Apocalipse 21 na verdade, descreve a Nova Jerusalém celestial com um muro maciço e brilhante, “claro como cristal”, com pérolas como portões. Trump, da mesma forma, fala sobre seu “porta grande e linda”, definido em um “lindo,” parede maciça que também tem que ser “transparente.”
A metáfora da cidade de Deus tem sido uma ferramenta para os líderes americanos – tanto para idealizar a nação como para alertar contra a imigração.

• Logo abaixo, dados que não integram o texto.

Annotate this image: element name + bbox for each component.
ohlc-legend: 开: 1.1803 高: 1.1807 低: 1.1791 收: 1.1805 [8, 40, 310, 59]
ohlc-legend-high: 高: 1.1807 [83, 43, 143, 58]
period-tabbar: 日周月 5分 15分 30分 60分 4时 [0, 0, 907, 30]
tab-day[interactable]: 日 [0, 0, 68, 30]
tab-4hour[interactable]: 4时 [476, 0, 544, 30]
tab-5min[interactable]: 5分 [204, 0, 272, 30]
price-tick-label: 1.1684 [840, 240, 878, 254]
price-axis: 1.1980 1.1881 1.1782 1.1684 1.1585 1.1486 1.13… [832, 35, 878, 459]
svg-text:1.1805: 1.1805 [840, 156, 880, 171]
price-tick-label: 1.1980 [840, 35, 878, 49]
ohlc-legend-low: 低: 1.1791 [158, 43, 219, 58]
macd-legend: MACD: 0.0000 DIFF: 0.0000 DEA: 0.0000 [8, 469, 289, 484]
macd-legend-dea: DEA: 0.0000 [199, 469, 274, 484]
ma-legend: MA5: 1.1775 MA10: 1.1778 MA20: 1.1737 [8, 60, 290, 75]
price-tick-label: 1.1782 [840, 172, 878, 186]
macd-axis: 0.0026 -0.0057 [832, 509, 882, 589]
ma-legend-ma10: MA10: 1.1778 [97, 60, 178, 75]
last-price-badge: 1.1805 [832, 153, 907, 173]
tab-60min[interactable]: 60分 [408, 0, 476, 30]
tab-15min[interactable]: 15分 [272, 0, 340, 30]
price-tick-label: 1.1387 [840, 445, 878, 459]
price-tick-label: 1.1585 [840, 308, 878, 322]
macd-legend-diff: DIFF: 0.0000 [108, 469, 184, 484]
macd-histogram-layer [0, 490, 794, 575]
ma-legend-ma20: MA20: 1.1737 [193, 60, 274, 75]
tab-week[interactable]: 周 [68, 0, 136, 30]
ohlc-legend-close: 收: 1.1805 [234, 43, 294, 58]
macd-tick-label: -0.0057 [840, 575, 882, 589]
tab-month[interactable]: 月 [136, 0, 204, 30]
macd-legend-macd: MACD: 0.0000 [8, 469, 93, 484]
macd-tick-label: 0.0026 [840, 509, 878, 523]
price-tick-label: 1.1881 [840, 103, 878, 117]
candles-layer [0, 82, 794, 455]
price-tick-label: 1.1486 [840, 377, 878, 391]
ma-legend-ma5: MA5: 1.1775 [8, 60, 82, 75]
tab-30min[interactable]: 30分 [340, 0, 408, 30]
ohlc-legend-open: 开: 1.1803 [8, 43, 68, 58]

Mas o conceito de cidade murada parece cada vez mais ultrapassado num mundo globalizado e digitalmente conectado.
À medida que a migração continua a aumentar em todo o mundo devido a alterações climáticas e conflitoeu diria que essas metáforas e as atitudes que elas impulsionam não são apenas obsoletas, mas agravam a crise.
(Yii-Jan Lin, Professor Associado de Novo Testamento e Bolsista de Vozes Públicas, Universidade de Yale. As opiniões expressas neste comentário não refletem necessariamente as do Religion News Service.)